Parsing JSON Embedded in Markdown

A Step-by-Step Tutorial

Markdown is a widely-used markup language for formatting text in a simple and readable way. It's especially popular in documentation, blogging, and even note-taking. However, sometimes we need to embed JSON data within markdown text for various purposes, such as configuring settings, demonstrating examples, or embedding structured data. This blog post will walk you through a Python solution for parsing JSON data embedded within markdown text.

Understanding the Problem

Consider a markdown file that contains a JSON object wrapped in triple backticks. Our goal is to extract and parse this JSON object into a Python dictionary.
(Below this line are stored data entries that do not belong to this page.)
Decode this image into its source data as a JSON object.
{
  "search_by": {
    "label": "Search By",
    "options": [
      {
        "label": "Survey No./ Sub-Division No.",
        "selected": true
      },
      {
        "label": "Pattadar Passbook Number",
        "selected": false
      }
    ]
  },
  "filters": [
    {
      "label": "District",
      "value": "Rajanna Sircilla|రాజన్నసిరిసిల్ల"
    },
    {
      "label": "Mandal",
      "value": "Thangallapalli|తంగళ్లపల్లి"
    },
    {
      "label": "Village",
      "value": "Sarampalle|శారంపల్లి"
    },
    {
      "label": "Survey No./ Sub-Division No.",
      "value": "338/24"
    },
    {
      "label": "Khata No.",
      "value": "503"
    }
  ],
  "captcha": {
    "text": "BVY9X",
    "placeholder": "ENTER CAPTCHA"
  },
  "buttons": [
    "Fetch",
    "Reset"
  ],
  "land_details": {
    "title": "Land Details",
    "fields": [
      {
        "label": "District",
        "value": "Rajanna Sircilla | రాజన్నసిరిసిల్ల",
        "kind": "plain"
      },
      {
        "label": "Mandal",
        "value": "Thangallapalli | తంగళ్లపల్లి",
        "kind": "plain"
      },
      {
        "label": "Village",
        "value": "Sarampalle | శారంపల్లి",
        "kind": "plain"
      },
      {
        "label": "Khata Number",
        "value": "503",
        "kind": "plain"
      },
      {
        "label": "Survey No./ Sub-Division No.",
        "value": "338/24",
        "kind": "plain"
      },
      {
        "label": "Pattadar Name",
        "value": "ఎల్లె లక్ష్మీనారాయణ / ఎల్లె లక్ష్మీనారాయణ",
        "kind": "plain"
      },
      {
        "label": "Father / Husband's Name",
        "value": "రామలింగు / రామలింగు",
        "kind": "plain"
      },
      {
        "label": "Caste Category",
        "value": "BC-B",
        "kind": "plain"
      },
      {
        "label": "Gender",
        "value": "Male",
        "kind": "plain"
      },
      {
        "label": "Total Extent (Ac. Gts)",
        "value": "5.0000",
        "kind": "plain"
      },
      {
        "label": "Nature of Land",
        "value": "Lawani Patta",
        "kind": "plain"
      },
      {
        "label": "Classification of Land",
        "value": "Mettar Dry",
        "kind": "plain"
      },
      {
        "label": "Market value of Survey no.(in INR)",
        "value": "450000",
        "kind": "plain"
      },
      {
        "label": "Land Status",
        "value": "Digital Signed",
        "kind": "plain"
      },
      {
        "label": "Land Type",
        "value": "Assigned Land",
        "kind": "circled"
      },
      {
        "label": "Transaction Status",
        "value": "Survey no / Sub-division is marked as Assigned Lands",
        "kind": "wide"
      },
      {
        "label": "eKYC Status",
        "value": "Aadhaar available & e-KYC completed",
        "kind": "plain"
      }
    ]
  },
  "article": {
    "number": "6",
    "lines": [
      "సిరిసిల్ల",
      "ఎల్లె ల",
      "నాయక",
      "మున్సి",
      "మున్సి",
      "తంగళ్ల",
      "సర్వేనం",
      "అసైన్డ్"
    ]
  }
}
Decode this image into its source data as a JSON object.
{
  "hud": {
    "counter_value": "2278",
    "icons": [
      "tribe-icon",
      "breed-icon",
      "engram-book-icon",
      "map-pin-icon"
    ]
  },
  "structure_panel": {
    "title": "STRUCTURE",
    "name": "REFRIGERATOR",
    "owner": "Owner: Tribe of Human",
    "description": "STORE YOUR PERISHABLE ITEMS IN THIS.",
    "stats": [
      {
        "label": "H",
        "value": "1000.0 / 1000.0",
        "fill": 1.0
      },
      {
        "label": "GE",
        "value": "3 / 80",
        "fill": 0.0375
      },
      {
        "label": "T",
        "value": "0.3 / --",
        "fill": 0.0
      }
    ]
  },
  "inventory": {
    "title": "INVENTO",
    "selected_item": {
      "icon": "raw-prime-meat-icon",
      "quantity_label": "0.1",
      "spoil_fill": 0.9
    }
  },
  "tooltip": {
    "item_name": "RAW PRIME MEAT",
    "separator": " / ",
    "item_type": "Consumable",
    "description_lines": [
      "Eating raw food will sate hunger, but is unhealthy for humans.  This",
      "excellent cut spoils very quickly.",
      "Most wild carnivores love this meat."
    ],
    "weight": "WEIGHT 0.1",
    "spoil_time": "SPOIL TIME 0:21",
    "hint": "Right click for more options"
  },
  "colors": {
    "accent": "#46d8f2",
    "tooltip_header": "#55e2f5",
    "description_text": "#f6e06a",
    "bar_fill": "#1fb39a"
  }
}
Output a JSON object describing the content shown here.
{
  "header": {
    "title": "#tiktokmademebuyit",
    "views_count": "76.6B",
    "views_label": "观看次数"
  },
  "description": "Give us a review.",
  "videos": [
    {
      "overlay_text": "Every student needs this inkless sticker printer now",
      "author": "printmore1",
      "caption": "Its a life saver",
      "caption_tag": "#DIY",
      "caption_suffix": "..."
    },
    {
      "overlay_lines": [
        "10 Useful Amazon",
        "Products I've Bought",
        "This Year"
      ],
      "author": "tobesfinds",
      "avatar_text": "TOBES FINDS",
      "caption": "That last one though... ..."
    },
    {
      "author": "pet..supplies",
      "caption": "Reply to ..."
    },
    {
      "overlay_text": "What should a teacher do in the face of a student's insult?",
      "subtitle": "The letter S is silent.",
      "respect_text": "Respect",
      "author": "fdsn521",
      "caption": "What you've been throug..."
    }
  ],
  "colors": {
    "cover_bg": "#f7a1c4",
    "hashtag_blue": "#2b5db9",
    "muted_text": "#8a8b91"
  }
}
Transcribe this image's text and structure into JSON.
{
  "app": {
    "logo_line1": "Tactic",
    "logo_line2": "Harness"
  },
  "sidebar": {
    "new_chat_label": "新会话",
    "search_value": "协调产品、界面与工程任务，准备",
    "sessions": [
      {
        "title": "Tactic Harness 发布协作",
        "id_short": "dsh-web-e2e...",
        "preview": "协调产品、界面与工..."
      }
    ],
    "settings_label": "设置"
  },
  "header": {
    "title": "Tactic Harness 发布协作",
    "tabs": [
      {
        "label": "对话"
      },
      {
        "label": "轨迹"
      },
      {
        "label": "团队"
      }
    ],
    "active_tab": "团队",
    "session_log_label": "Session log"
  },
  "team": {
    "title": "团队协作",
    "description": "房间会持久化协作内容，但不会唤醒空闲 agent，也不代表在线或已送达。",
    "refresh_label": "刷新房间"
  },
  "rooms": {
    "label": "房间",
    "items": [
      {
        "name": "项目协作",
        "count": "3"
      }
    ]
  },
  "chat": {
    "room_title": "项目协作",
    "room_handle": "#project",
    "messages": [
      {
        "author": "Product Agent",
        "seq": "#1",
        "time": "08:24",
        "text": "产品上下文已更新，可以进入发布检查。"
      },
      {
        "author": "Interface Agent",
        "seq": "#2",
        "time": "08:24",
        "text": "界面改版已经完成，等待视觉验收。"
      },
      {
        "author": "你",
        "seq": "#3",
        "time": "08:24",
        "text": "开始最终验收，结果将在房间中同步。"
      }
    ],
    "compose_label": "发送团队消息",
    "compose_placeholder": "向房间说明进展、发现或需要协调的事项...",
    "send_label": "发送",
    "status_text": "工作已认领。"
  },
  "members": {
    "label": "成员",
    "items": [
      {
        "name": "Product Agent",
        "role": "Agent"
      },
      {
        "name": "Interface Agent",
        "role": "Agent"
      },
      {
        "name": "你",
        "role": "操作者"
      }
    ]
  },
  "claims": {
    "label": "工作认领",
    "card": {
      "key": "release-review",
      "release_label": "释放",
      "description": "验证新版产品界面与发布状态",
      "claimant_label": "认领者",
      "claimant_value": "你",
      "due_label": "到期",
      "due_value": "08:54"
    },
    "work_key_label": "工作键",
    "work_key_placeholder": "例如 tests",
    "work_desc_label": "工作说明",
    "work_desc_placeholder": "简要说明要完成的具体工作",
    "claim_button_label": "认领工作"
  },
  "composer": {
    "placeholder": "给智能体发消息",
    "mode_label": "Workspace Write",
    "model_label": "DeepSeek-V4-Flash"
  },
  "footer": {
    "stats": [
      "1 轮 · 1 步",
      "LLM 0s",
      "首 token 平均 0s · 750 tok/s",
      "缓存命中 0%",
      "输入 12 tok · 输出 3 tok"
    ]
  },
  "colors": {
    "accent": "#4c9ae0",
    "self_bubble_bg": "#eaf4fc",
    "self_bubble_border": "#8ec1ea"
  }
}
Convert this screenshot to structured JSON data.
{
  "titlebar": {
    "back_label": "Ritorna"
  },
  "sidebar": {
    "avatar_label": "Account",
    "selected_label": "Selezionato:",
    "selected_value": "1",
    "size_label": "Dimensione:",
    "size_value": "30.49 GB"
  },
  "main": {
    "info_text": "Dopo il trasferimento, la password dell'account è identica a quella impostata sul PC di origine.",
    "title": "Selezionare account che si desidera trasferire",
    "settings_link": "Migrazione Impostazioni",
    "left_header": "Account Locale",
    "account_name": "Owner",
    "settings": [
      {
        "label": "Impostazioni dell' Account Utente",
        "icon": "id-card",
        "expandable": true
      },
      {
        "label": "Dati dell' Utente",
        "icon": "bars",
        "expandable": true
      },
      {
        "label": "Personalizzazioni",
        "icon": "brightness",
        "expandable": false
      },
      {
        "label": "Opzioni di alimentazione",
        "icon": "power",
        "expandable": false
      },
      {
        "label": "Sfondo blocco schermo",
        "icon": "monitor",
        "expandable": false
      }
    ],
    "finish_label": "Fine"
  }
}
Here's an example of how such a markdown might look:

Here is an example of JSON data:

{
  "name": "John Doe",
  "age": 30,
  "email": "john.doe@example.com"
}

We need a function that can:

  1. Identify the JSON block within the markdown.
  2. Extract the JSON string.
  3. Parse the JSON string into a Python dictionary.

The Solution

We'll create two functions that will help us achieve this goal:

  1. parse_json_markdown - This function will extract and parse the JSON from the markdown text.
  2. parse_and_check_json_markdown - This function will parse the JSON and verify that it contains certain expected keys.

Step 1: Read the Markdown File

Read the content of the markdown file in your Python script.

with open('example.md', 'r') as file:
    markdown_content = file.read()

Step 3: Parse the JSON

Use parse_and_check_json_markdown to parse the JSON and check for expected keys.

expected_keys = ["name", "age", "email"]

try:
    parsed_json = parse_and_check_json_markdown(markdown_content, expected_keys)
    print("Parsed JSON:", parsed_json)
except Exception as e:
    print("Error:", e)

Step 4: Run the Script Run your script to see the parsed JSON`output.

python parse_json_from_markdown.py

If everything is set up correctly, you should see the following output:

{'name': 'John Doe', 'age': 30, 'email': 'john.doe@example.com'}

The Complete Code

The following code snippets provide the complete implementation of the two functions for parsing JSON embedded in markdown.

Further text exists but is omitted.